Great Artiste (GRETA)

The Great Artiste Un nouveau son sur la scène rock française !

Bienvenue amis du Peuple du Rock (NDLP : PdR). Comme je vous l’avais expliqué il y a peu, nous sommes parfois sollicité par des groupes intéressés par un quelconque coup de pouce que l’on pourrait accorder par nos articles, parce que oui amis du PdR, vous avez du poids !!! C’est ainsi que The Great Artiste s’est présenté à nous.

Crédits: Caroline Quartier

Crédits: Caroline Quartier

Chers amis lecteurs que j’affectionne presqu’autant que faire de la lèche à tout bout de champs, j’aimerais vous présenter un groupe tout droit venu de Nancy et qui, par ses sonorités, éclate à vos oreilles telle une bombe. Sans mauvais jeu de mot puisque The Great Artiste était un des B-29 superfortress en mission lors des largages de little boy sur Hiroshima et de Fat man sur Nagasaki. Mais contrairement à l’ Enola gay et  au Bockscar, les avions qui ont respectivement largué ces bombes sur les deux villes nippones, il servait d’appareil de mesure (ça c’était pour votre confiture qu’on étale comme de la culture générale lors de cocktails huppés – merci qui ? merci Jason).

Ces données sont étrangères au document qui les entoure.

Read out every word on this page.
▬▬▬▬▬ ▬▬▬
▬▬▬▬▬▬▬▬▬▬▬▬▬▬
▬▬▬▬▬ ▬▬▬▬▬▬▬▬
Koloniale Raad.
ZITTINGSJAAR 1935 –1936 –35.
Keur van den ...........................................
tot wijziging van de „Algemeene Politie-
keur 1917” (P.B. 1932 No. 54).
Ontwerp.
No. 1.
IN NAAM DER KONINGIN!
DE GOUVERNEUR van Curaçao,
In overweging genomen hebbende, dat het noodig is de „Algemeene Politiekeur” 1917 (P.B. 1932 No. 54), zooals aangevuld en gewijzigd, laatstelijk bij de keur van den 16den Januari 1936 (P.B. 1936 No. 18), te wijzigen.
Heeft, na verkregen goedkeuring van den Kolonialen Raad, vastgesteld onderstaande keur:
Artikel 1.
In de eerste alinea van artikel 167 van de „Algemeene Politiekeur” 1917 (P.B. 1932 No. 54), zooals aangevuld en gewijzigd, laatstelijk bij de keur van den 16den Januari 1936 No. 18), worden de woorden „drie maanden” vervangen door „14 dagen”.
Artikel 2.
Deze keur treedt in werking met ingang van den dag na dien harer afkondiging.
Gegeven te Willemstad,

The Great Artiste, c’est ici une musique forte, qui remplie l’espace. Une musique pleine de sonorités rappelant la pop londonienne des années 70-80 moulée avec un zeste de Velvet underground et de New Age. Découvrons donc qui se cache derrière ces sons que l’on n’a pas l’habitude d’entendre chez un groupe français.

PdR : Bonjour The Great Artiste, question redondante : comment nous avez-vous connu ?

TGA : Par Aurélie, notre bassiste.

PdR : Vous vous êtes connus comment et à quel moment ?

TGA (Etienne): J’ai rencontré Benoit en soirée. J’avais un vinyle de Joy Division, il a dragué une de mes amies et m’a montré les fonds d’écrans Pink Floyd et Led Zeppelin de son téléphone portable. On a passé la soirée à discuter musique, et groupes vénérés. C’est lui qui a ramené Aurélie dans le groupe, ils étaient dans la même école de musique. J’ai rencontré Quentin plus tard, en soirée aussi. Quand il est entré dans la pièce, je me suis dit : « ce type est batteur ». La suite m’a donné raison.

TGA (Quentin): Oui j’ai rencontré Etienne par hasard en soirée. Il m’a dit qu’il cherchait un batteur et je lui ai donc donné mes influences, en citant à tout hasard des groupes de Shoegaze et Spacemen 3, tout en sachant bien que c’est rarement la tasse de thé du premier type venu. Pourtant là c’était le cas, donc j’ai saisi l’occasion sans me poser de questions.Trois jours après je suis passé voir une répète de Greta, le courant est bien passé,  et le reste de l’été on a joué et fait des soirées pour faire connaissance. Je trouve ça très beau parce que c’était inattendu, ça s’est joué à rien cette rencontre, je passais juste boire un coup tard dans la soirée… J’en garde un souvenir très fort. Donc pour moi maintenant le 14 juillet c’est l’anniversaire du début d’une amitié et d’une création commune plus qu’autre chose. Une vraie bonne raison de faire péter de la poudre toute la soirée.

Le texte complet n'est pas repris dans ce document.